Le groupe minier sud-africain Sibanye-Stillwater poursuit en Finlande la mise en service de sa mine Keliber, appelée à devenir l’un des rares sites intégrés de production d’hydroxyde de lithium en Europe. Selon son rapport semestriel publié le vendredi 20 février, le chantier progresse conformément au calendrier, avec une fin de phase de construction attendue au premier trimestre 2026. La première explosion destinée à extraire le minerai a eu lieu le 11 février sur le site à ciel ouvert de Syväjärvi, marquant le début des activités d’extraction.
Ce démarrage survient alors même que le groupe adapte la montée en régime du projet à un environnement de prix dégradé.
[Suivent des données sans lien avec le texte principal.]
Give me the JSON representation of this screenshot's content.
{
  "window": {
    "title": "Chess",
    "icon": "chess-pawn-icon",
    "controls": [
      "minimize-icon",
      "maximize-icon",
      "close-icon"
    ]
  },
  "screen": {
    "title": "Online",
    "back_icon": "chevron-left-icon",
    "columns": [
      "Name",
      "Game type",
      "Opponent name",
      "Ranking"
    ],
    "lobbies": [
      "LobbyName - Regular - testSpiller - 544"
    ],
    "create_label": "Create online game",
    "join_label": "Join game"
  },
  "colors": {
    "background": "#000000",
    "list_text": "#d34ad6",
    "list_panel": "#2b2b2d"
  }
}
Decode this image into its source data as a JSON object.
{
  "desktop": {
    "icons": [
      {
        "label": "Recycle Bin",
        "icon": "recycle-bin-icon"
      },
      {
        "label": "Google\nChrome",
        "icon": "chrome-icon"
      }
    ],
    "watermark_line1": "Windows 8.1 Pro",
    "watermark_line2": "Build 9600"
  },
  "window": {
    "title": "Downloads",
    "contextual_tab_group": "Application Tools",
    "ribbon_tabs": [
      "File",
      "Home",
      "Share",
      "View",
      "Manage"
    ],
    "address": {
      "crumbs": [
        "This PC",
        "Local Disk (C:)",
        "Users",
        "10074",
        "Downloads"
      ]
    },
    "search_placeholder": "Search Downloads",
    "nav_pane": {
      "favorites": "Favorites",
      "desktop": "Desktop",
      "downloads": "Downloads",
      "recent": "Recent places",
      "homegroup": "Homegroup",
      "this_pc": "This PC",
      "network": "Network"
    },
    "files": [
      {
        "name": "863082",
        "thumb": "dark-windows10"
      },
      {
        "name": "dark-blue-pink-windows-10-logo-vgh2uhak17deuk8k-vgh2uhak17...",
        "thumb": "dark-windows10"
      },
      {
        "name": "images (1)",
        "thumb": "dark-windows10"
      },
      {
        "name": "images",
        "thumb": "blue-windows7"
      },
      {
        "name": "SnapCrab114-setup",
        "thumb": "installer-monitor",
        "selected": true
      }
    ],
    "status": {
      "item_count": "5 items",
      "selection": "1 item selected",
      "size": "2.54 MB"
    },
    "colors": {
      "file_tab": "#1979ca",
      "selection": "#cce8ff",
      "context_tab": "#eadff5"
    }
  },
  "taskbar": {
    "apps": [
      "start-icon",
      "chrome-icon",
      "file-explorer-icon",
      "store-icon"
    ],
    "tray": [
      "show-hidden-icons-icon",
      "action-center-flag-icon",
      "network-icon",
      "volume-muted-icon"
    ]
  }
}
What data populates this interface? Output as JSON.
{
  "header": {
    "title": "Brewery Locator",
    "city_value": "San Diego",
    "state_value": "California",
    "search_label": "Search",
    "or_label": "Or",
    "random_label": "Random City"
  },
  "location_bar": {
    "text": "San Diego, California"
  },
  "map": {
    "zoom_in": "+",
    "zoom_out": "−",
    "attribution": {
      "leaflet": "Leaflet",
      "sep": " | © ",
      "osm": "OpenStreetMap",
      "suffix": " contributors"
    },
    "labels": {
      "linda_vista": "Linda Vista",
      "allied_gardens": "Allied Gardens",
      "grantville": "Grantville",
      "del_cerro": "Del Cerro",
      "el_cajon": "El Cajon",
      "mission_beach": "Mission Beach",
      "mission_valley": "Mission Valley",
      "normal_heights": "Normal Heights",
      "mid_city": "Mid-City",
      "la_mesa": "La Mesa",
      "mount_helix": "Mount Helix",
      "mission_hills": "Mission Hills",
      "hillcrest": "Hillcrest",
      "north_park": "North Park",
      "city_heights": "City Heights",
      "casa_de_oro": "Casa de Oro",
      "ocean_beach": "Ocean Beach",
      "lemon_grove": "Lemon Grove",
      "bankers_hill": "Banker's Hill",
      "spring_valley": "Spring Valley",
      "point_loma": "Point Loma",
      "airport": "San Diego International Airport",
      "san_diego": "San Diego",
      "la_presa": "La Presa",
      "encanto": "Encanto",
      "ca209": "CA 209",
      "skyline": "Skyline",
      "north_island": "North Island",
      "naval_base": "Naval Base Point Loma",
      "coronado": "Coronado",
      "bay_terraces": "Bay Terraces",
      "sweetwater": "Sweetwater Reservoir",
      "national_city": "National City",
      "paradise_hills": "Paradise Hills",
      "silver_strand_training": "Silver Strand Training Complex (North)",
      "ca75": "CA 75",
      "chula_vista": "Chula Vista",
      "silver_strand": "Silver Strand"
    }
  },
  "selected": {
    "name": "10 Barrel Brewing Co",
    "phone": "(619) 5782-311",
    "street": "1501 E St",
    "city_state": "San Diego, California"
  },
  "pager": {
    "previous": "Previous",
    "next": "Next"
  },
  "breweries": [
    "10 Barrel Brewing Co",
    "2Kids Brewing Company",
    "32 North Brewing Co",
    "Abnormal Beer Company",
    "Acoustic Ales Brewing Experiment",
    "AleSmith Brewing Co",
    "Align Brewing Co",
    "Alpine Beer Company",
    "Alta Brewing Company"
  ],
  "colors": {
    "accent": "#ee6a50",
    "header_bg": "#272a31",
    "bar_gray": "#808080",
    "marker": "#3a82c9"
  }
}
Plutôt qu’un lancement simultané de la mine, du concentrateur et de la raffinerie, Sibanye privilégie une mise en service séquencée afin de réduire les risques techniques et financiers.
Un projet stratégique pour l’Europe
Keliber est présenté par ses promoteurs comme le projet de lithium intégré le plus avancé de l’Union européenne. Il comprend plusieurs zones minières, un concentrateur à Päiväneva et une raffinerie dans le parc industriel de Kokkola. À terme, le site doit produire environ 15 000 tonnes d’hydroxyde de lithium de qualité batterie par an, sur une durée de vie de plus de 18 ans.
Sibanye détient près de 80% du projet, aux côtés de Finnish Minerals Group. Le financement a été sécurisé en partie via un emprunt de 500 millions d’euros, incluant la Banque européenne d’investissement. Si le chantier progresse, l’environnement économique reste tendu. La compagnie a dû réviser en 2024 le budget du projet pour en porter le coût total estimé à 783 millions d’euros, soit une hausse de 17% par rapport aux estimations initiales.
Sur le semestre clos le 31 décembre 2025, Sibanye a enregistré une nouvelle dépréciation de 2,46 milliards de rands (environ 130,7 millions d’euros) sur Keliber. Pour l’ensemble de l’année 2025, les dépréciations cumulées liées au projet atteignent 7,8 milliards de rands, soit environ 414,4 millions d’euros.
Le groupe attribue ces ajustements comptables à une révision à la baisse de ses hypothèses de prix à long terme pour l’hydroxyde de lithium. Le marché du lithium a connu une forte correction après les sommets atteints en 2022, sous l’effet d’un rééquilibrage entre offre et demande après une période de tensions sur l’approvisionnement. Cette volatilité avait déjà conduit Sibanye à se retirer en février 2025 du projet Rhyolite Ridge aux États-Unis.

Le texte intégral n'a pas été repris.